H.265 Transcode Question

Hi there, I have a makemkv rip of a bluray that is 35 GB. I would like a highish quality version but not so big to play on LAN, so I am using handbrake at it’s matroska H.265 1080p30 preset and the resultant filesize is only like 2 GB. I knew it would be a smaller filesize but does this seem right to you?

Doesn’t sound awfully wrong.
It’s worth to review what the preset does – some of those default presets will not only transcode the video but also drop surround sound in favor of a stereo re-encode of the audio tracks (maybe dropping multiple audio tracks from the source). On a blu-ray rip, that can already account for a noticeable share of the file size.

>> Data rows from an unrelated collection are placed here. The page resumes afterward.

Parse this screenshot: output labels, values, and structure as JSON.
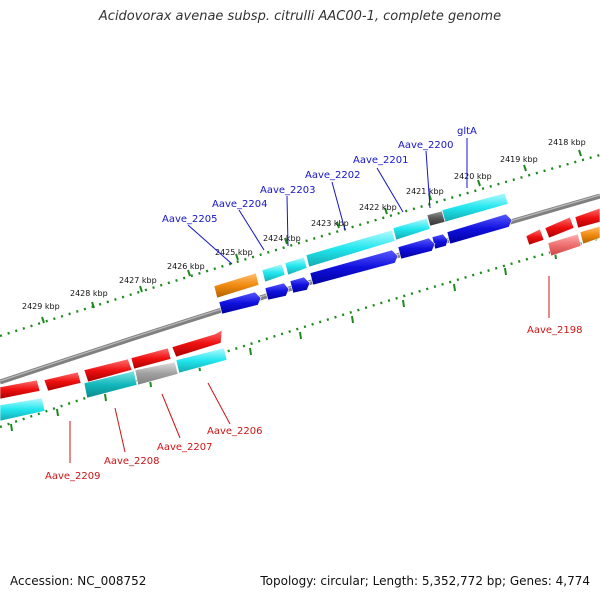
{
  "header": {
    "title": "Acidovorax avenae subsp. citrulli AAC00-1, complete genome"
  },
  "footer": {
    "accession": "Accession: NC_008752",
    "stats": "Topology: circular; Length: 5,352,772 bp; Genes: 4,774"
  },
  "ticks": [
    "2418 kbp",
    "2419 kbp",
    "2420 kbp",
    "2421 kbp",
    "2422 kbp",
    "2423 kbp",
    "2424 kbp",
    "2425 kbp",
    "2426 kbp",
    "2427 kbp",
    "2428 kbp",
    "2429 kbp"
  ],
  "genes_top": [
    "gltA",
    "Aave_2200",
    "Aave_2201",
    "Aave_2202",
    "Aave_2203",
    "Aave_2204",
    "Aave_2205"
  ],
  "genes_bottom": [
    "Aave_2198",
    "Aave_2206",
    "Aave_2207",
    "Aave_2208",
    "Aave_2209"
  ],
  "colors": {
    "forward_cds": "#1010dd",
    "forward_feature": "#22e6ee",
    "reverse_cds": "#ee1010",
    "reverse_feature": "#12b8bb",
    "tick": "#1d8a1d",
    "orange_feature": "#f08a10",
    "grey_feature": "#a0a0a0",
    "dark_feature": "#555555",
    "backbone": "#808080"
  }
}
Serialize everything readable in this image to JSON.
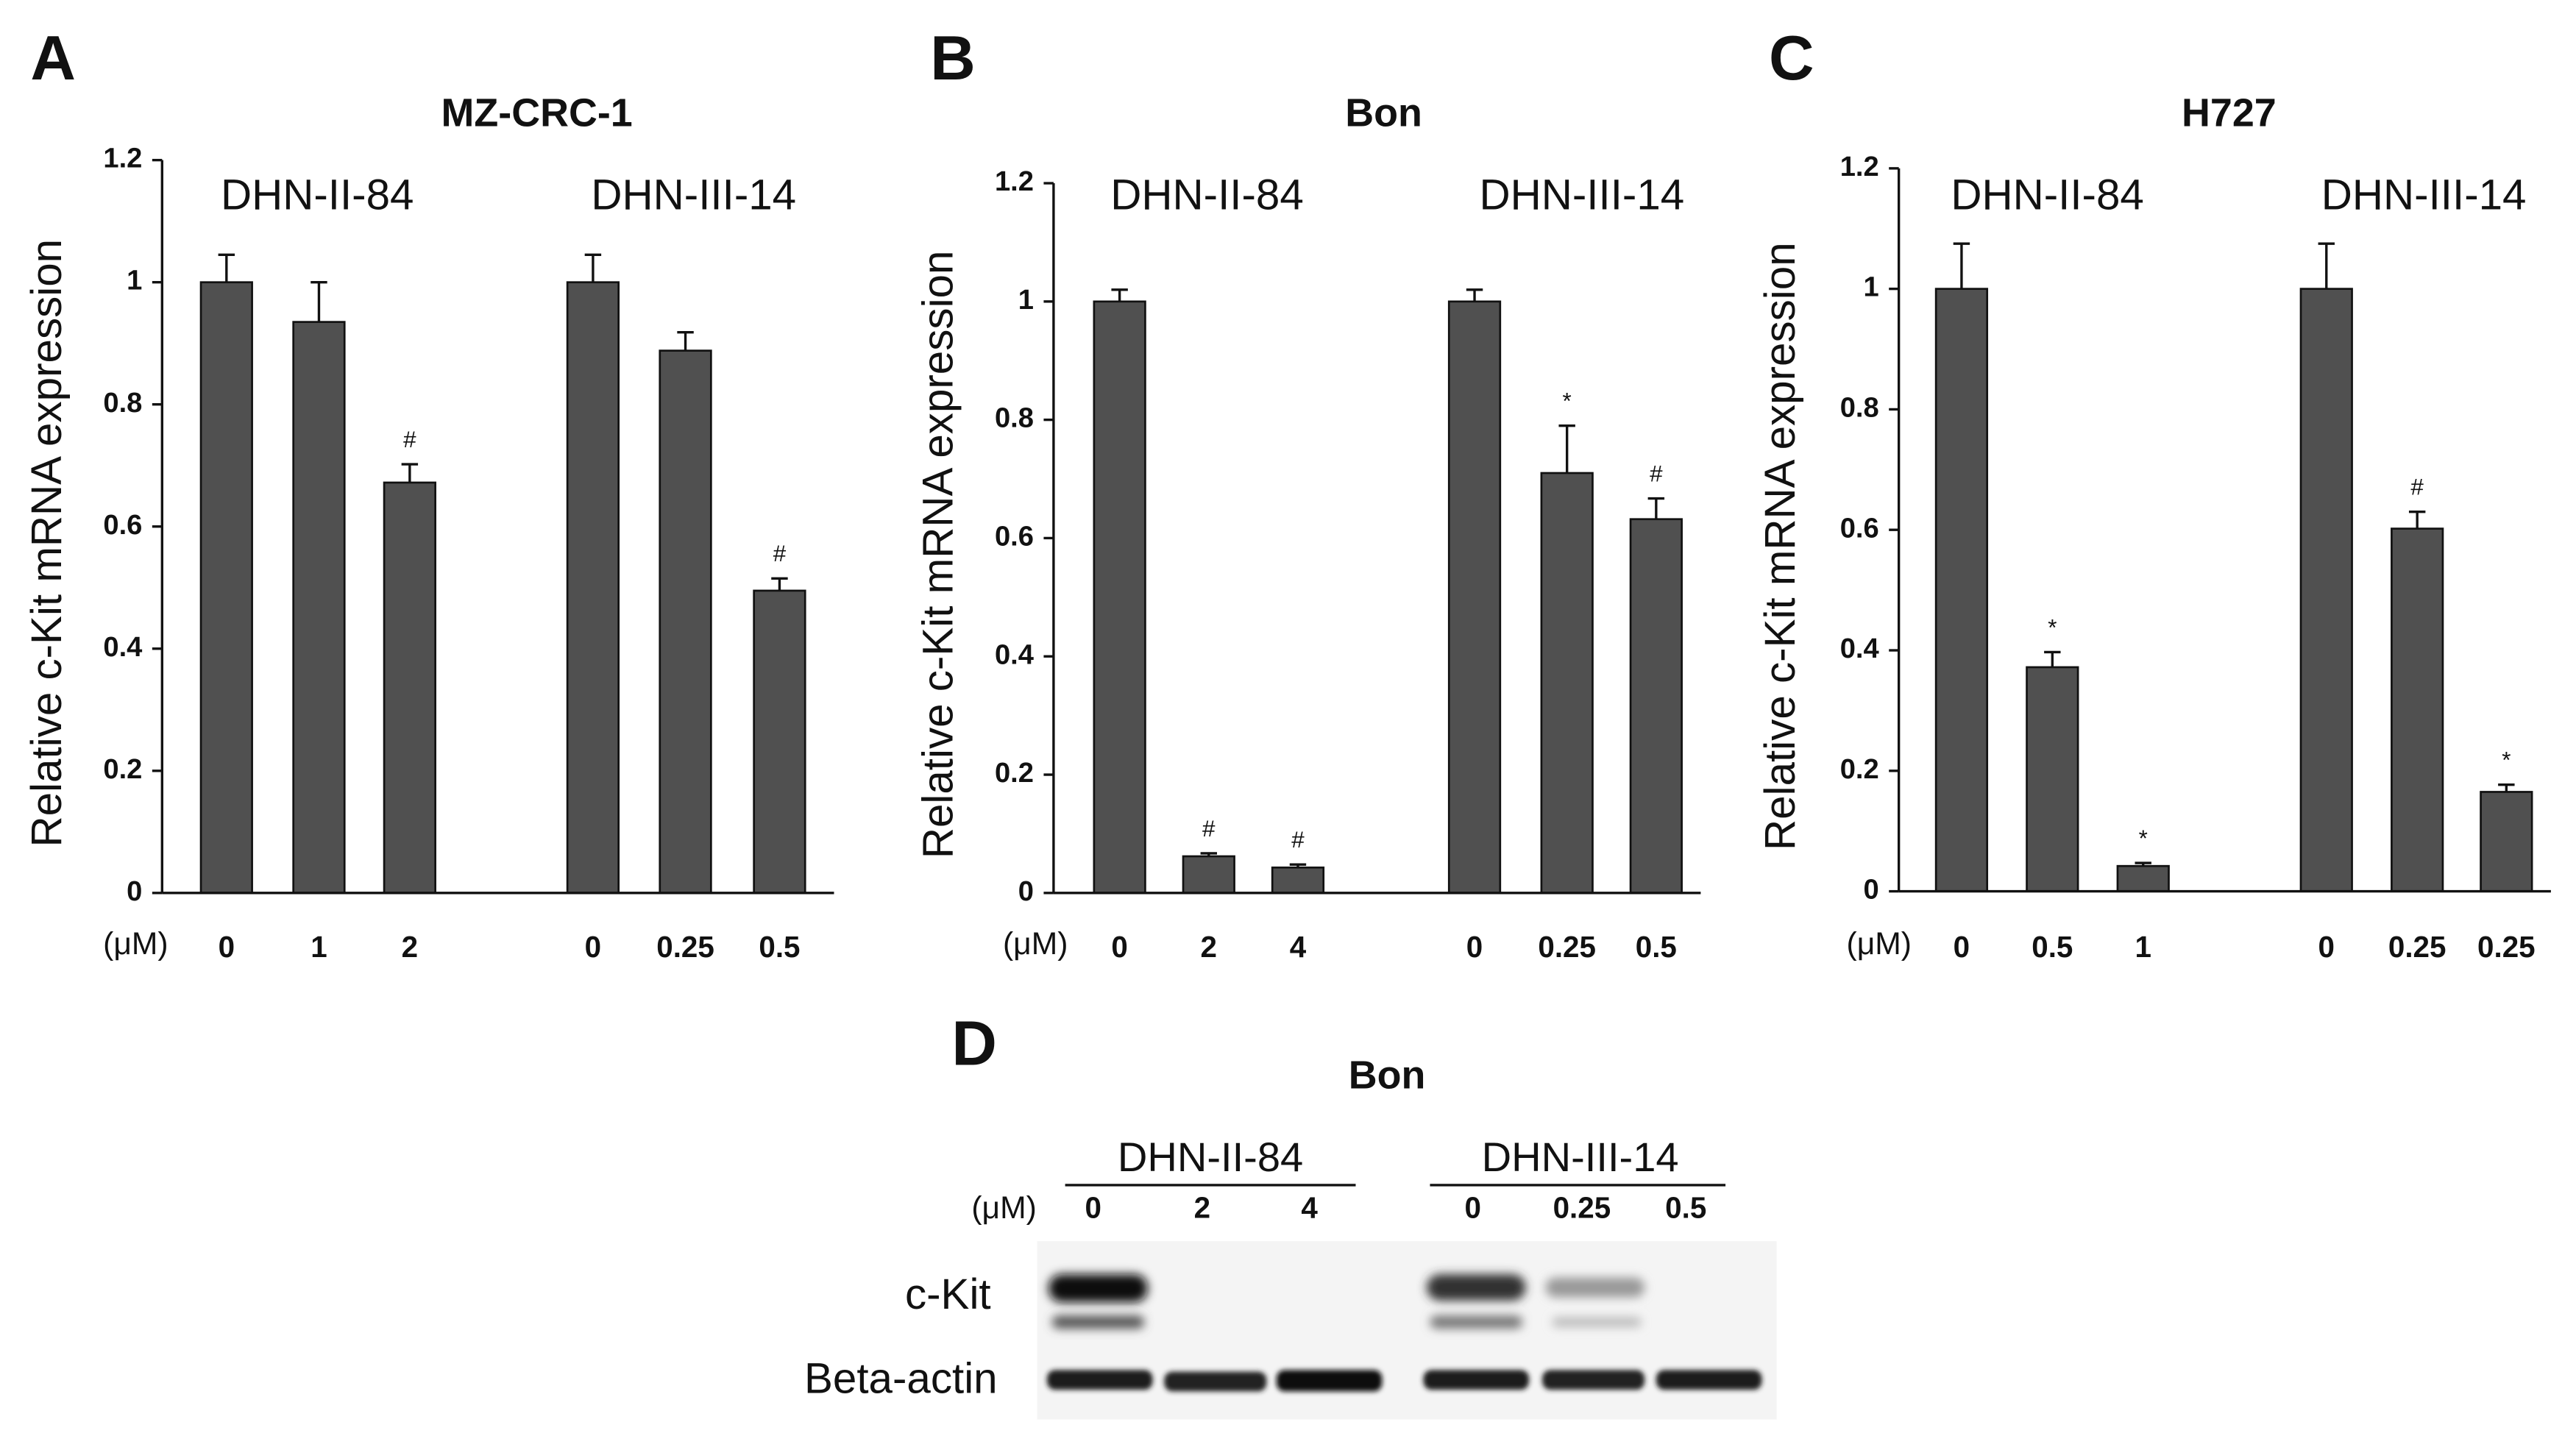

The Blu-Ray source material will usually already have a modern encoding (contrary to DVD material which usually comes in MPEG2).

Blu-Ray rips shouldn’t be a problem to stream over a wired local network… depending on its duration, the 35 GB file might stream at 30-40 Mbps.

For sure, i have a gigabit LAN, its more that 35gig rips tears through my storage in a hurry and NAS drive prices arent getting any cheaper.

I have the audio passed through. Just seemed crazy that it could eliminate 33 gigs and come out looking about the same.

If you want to retain a high quality, dial down the “encoding speed” to slow.
This does not only activate quality-preserving features of the H.265 codec, but does also tell the encoder to try harder to find the most space-efficient encoding strategy for any scene. The price you pay for this is encoding time.
I am talking about software encoding [“Video Encoder” set to “H.265 (x265)”].
Using “NVEnc” or “Intel QSV” will use hardware transcoders, which will give you neither top-notch quality, nor the best file size reductions. Their pro is processing time and lower power consumption.
(Though for some applications, like daily shows which are watched once then deleted it might be perfectly adequate.)

The resulting file size is also dependent on the source material. Videos with a high amount of grain/noise, or fast/extensive camera movements, or rapidly changing picture content cosume more space.

So your original question can only be answered with “it depends”.